January was an interesting month for memory, with several factors affecting the market. Here’s where things are today:
DDR3 – after falling to $11/$17/$37 for 1G/2G/4G PC/laptop modules, DDR3 rallied some and now stands at $12.50/$20.50/$40.00. This was caused by a couple of things:
- Chinese New Year – US vendors stocked up to bide the week while Asia suppliers are out.
- Due to the Sandy Bridge production problems, some newly produced modules were not compatible with the Sandy Bridge technology. In order to grab their needed quantity of modules that would work with Sandy Bridge, computer makers bought up the shelf stock of older production model modules which were not having compatibility problems.
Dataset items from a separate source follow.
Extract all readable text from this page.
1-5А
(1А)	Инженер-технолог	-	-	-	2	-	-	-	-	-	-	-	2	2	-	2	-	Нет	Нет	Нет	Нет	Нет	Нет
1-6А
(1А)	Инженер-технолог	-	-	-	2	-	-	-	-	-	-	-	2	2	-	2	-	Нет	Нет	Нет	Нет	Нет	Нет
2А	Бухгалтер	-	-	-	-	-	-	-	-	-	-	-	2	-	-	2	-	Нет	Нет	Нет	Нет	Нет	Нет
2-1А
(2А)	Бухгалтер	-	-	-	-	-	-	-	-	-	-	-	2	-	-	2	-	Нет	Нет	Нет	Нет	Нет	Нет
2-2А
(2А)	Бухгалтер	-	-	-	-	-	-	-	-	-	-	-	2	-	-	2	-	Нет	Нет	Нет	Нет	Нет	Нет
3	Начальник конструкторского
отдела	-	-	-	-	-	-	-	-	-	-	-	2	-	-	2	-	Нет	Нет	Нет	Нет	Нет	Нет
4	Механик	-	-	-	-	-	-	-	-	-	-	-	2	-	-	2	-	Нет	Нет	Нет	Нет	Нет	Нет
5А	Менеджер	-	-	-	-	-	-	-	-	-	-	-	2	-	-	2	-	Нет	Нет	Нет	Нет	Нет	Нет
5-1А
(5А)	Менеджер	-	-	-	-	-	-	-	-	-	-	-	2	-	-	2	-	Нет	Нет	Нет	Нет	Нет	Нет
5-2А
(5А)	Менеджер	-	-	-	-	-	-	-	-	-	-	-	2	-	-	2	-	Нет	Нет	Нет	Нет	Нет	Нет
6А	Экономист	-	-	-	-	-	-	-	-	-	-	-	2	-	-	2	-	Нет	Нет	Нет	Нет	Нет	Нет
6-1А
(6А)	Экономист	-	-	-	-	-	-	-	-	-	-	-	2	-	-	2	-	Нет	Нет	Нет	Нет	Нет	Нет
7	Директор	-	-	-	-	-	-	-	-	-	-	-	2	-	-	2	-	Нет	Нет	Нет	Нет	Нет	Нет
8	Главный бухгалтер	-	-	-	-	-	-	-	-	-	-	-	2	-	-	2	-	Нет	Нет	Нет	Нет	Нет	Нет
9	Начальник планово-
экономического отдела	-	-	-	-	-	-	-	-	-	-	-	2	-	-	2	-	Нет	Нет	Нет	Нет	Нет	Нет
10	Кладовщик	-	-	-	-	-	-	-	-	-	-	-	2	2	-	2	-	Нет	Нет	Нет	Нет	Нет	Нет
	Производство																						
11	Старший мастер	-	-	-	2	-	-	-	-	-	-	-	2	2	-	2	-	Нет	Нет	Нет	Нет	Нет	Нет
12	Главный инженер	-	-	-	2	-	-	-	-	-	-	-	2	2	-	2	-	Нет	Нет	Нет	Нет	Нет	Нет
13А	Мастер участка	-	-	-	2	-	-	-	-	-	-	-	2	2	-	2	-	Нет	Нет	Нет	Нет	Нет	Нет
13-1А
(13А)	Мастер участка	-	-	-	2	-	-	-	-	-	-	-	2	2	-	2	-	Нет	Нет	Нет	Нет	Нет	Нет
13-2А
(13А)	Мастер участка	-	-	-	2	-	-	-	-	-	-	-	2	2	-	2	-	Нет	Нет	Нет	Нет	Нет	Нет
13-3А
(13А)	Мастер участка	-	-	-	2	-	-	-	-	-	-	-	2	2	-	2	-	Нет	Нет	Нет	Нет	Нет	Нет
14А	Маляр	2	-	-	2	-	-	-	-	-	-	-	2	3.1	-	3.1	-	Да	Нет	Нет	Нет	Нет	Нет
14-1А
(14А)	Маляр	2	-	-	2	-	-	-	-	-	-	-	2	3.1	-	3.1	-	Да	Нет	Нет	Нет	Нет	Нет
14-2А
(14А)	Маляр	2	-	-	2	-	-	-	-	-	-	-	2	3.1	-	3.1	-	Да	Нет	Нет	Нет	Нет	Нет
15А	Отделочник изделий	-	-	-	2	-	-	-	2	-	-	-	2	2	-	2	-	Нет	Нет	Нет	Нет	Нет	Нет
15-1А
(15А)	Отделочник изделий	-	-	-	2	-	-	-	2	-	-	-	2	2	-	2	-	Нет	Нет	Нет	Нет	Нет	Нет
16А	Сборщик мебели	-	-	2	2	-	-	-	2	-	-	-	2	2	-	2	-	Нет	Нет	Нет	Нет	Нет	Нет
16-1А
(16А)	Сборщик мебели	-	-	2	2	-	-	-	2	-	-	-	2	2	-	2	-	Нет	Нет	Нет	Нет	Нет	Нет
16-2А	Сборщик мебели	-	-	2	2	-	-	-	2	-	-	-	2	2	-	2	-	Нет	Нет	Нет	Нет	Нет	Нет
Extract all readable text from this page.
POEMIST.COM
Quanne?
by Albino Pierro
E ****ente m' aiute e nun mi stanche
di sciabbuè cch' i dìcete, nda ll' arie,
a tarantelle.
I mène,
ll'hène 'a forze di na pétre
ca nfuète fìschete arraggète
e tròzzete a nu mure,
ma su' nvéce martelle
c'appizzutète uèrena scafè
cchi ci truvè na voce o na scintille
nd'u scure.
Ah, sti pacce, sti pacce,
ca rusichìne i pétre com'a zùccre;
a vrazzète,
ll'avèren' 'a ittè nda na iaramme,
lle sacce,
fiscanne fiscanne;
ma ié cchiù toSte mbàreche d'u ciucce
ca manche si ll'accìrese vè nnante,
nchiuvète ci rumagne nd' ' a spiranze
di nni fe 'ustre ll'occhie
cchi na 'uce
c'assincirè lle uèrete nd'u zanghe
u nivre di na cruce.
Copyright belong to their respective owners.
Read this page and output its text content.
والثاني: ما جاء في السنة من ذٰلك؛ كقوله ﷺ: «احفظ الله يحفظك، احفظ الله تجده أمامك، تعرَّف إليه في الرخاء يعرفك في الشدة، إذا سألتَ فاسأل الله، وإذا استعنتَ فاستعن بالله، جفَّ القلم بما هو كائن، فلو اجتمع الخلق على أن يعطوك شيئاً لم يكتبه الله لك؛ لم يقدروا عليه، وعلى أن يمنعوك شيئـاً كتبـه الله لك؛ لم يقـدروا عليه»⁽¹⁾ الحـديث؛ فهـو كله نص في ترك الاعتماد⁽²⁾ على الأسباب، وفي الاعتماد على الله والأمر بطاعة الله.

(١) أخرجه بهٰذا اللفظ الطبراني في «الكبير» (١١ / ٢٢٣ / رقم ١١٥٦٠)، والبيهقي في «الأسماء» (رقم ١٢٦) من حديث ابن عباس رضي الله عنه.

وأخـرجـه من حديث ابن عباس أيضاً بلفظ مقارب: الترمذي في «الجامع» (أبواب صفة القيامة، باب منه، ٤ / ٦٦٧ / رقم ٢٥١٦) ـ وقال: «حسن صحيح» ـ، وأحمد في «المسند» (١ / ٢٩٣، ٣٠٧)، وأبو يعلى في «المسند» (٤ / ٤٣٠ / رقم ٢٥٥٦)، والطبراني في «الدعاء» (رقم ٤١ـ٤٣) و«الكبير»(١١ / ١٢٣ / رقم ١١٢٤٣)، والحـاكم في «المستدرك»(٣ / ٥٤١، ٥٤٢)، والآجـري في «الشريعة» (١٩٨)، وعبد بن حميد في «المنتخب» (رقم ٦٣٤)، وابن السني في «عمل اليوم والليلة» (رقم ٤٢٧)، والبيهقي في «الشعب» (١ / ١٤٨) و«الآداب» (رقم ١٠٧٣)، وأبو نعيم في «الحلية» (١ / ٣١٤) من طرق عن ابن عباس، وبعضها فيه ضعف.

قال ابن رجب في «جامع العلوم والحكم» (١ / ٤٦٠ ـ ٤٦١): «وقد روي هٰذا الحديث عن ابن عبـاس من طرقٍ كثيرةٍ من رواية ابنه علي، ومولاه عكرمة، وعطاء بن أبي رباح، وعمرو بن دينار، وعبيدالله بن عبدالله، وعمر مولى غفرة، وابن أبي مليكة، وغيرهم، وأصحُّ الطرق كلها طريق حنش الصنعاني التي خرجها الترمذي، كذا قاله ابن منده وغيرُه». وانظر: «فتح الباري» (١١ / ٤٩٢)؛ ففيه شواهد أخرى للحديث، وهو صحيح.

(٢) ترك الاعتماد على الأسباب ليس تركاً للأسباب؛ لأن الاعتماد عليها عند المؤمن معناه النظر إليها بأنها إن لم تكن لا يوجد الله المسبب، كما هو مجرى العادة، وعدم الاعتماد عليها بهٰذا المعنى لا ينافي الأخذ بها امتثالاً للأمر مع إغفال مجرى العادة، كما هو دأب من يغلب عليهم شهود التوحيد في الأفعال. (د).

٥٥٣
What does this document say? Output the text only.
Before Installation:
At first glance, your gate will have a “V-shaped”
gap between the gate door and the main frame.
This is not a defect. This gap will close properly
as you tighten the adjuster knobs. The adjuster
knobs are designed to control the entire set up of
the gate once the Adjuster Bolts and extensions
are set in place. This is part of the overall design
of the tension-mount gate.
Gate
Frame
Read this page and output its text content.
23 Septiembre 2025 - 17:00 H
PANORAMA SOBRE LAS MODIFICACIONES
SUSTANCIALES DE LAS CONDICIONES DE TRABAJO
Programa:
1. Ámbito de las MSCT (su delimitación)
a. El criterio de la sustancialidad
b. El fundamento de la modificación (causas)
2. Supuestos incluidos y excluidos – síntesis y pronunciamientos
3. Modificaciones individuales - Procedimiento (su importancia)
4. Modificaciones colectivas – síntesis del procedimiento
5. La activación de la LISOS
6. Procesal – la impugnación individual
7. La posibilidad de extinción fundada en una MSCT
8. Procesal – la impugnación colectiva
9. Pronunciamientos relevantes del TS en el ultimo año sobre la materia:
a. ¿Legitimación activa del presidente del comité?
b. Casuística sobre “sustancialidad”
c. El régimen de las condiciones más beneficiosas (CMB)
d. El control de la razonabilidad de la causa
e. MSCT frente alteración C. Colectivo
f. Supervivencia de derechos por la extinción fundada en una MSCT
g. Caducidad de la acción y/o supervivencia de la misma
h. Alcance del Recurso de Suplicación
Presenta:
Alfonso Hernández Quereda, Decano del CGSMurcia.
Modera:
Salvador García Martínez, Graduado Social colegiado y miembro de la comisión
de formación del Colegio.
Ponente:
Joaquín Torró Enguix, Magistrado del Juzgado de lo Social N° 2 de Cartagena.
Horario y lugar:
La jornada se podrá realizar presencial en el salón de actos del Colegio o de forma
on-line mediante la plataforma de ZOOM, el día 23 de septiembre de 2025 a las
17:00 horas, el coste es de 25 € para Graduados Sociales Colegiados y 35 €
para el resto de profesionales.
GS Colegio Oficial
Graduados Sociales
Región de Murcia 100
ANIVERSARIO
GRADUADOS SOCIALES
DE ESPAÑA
- Most chip manufacturers are converting to new, smaller dies but are having some yield issues, so are not producing as many chips as they forecasted
The x16 in all technologies continues to get a premium of price versus their computing x4 and x8 equivalents, largely due to consumer electronics strength and need. PC133/SDRAM usage is down significantly, though the Samsung 8x16 is still the most popular item we see in shortage. DDR1 usage has also decreased significantly over the last two quarters, and pricing is stable, though not many parts are getting moved around. DDR2 is still the most active among x16 product and is a bit tight in the market with stable pricing that has not fallen for a quarter. DDR3 is becoming more widely used, but product from chip manufacturers is still not available to a large part of the open market. Pricing is coming down some, since new technology pricing always does.
Most large block NAND chips (densities 2GB or more) have increased in price significantly in the last six weeks, especially since mid January. 8GB MLC have gone from an average of $4.75 to $6.00, 8GB SLC from $5.50 to $7.50. 16GB & 32GB are the other sizes mainly hit with the pricing hikes, while 64GB has increased a smaller fraction and 128GB maintains about the same price. (The 128GB stays flat because even though it’s tight in delivery, as a new technology it still has a downward pricing momentum – so the two cancel each other out, in essence).